Our settled law is that loss of future profits or the incurring of future damages are recoverable when it is proven such a loss or damage actually has been sustained, even though the amount thereof cannot be established with mathematical certainty.[1] Defendants argue that plaintiff's claim for loss of future profits is based only on the testimony of the proffered expert, Marvin
*721 A. Blumenfeld, whose employees made a profitability study with regard to the Eaton Town store.
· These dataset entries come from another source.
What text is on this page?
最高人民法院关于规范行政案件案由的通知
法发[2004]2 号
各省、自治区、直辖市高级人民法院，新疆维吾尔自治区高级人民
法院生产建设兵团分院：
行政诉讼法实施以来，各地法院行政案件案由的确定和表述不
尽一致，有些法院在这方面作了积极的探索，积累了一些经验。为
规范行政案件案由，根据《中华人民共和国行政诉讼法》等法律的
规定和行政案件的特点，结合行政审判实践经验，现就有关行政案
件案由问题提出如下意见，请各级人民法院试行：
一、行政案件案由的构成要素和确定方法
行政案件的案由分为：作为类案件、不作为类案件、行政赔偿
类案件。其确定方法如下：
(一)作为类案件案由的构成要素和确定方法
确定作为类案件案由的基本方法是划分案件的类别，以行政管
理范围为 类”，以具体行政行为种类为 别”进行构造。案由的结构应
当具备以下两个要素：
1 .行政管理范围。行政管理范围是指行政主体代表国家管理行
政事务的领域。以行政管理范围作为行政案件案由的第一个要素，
Plaintiff argues the trial judge abused his discretion in refusing to admit the offered evidence because Louisiana law allows damages, even though the exact amount cannot be determined with certainty, and if there is a reasonable basis to compute the approximate loss, the trial judge is legally obligated to use the evidence offered by the parties to determine an appropriate award of damages.
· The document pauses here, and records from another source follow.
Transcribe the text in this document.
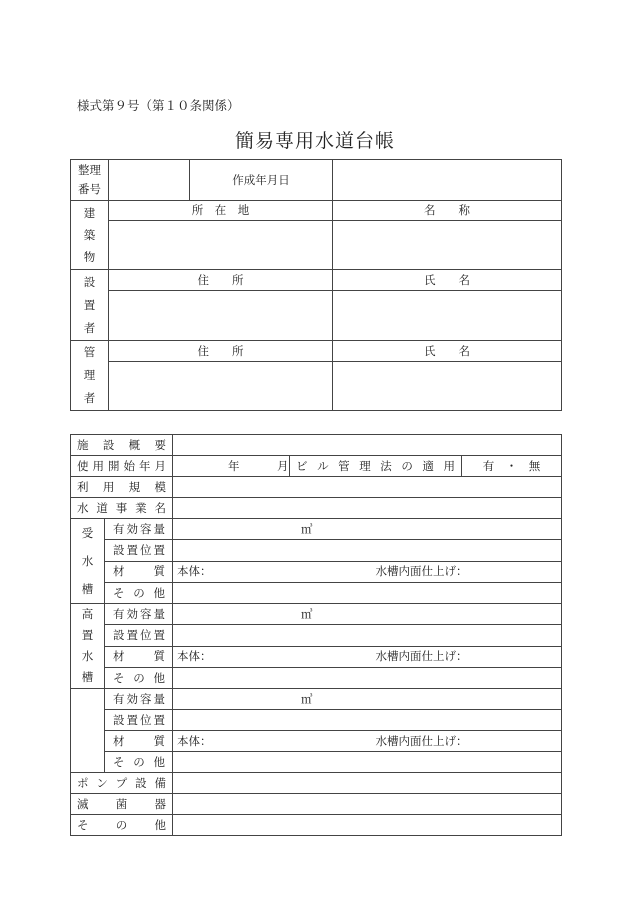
様式第９号（第１０条関係）
簡易専用水道台帳
整理
番号		作成年月日	

建築物	所　在　地		名　　称

設置者	住　　所		氏　　名

管理者	住　　所		氏　　名

施設概要				
使用開始年月		年 月	ビル管理法の適用	有　・　無
利用規模				
水道事業名				
受水槽	有効容量	㎥		
	設置位置			
	材　　質	本体： 水槽内面仕上げ：		
	その他			
高置水槽	有効容量	㎥		
	設置位置			
	材　　質	本体： 水槽内面仕上げ：		
	その他			
	有効容量	㎥		
	設置位置			
	材　　質	本体： 水槽内面仕上げ：		
	その他			
ポンプ設備				
滅菌器				
そ　の　他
With one significant exception, the cases cited by plaintiff are based generally on loss of future earnings and not from loss of future profits from a contemplated but unopened new business. In such a situation, when one is employed and rendered disabled, the damage is certain, but the amount may not be capable of mathematical ascertainment. The only case cited by plaintiff which applies the rule (as set forth in Southern Television Electronics v. Read)[2] to a case involving a business which did not open because of injuries is Spillers v. Montgomery Ward & Co., Inc.[3]
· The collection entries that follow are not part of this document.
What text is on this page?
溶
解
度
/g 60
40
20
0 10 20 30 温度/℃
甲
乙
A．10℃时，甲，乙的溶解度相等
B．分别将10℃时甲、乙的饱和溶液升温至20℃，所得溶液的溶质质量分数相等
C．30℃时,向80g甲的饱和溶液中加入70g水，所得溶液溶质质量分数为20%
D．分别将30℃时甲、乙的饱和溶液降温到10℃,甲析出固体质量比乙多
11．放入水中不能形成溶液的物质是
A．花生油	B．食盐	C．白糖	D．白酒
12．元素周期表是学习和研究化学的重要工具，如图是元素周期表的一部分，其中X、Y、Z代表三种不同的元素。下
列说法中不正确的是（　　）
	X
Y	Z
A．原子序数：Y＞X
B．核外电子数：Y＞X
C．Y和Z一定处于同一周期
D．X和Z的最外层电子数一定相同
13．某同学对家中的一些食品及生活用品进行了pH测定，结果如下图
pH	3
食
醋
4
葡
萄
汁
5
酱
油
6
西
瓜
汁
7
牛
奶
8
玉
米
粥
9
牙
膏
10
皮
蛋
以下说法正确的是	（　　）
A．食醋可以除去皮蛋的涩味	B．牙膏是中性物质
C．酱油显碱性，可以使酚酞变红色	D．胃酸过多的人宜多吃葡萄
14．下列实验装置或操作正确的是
In Spillers the plaintiff had purchased a truck to go into the pulpwood business, but was injured before he was able to do so. The court allowed recovery for loss of future profits (the Court of Appeal, 282 So.2d 546, had found plaintiff's former partner actually went into the business and his operation demonstrated it was profitable). The award in Spillers appears to be predicated on that reasonable certainty of the profitability of the business.
In this stage of the proceedings, that part of plaintiff's offer of proof appears to bring this case within the reasoning expressed in Spillers.[4] But because we do not have the benefit of the evidence plaintiff argues he can and will produce, we cannot determine whether the injury in suit actually caused him to abandon his new business venture and, if so, whether the new business which plaintiff claims was successfully operated at the new location was sufficiently similar in operation, financial backing, and other factors so as to be comparable to plaintiff's situation and thus allow it to establish a probability of plaintiff's success in that operation. Absent this evidence, we must remand to the trial court for the purpose of allowing plaintiff to prove, if he can, the assertions contained in his proffer. On remand, of course, the defendants must be permitted of offer countervailing evidence.
We do not agree that plaintiff is entitled to an increase in the $15,000 awarded for pain and suffering. Lay testimony relative to the injuries he sustained in the accident was given by plaintiff, his wife and his daughter. Medical testimony was given, in a deposition, by Dr. Herbert Silberner, an internist and plaintiff's treating physician in New Jersey.
According to the lay testimony, plaintiff was rendered unconscious by the falling portion of the ceiling.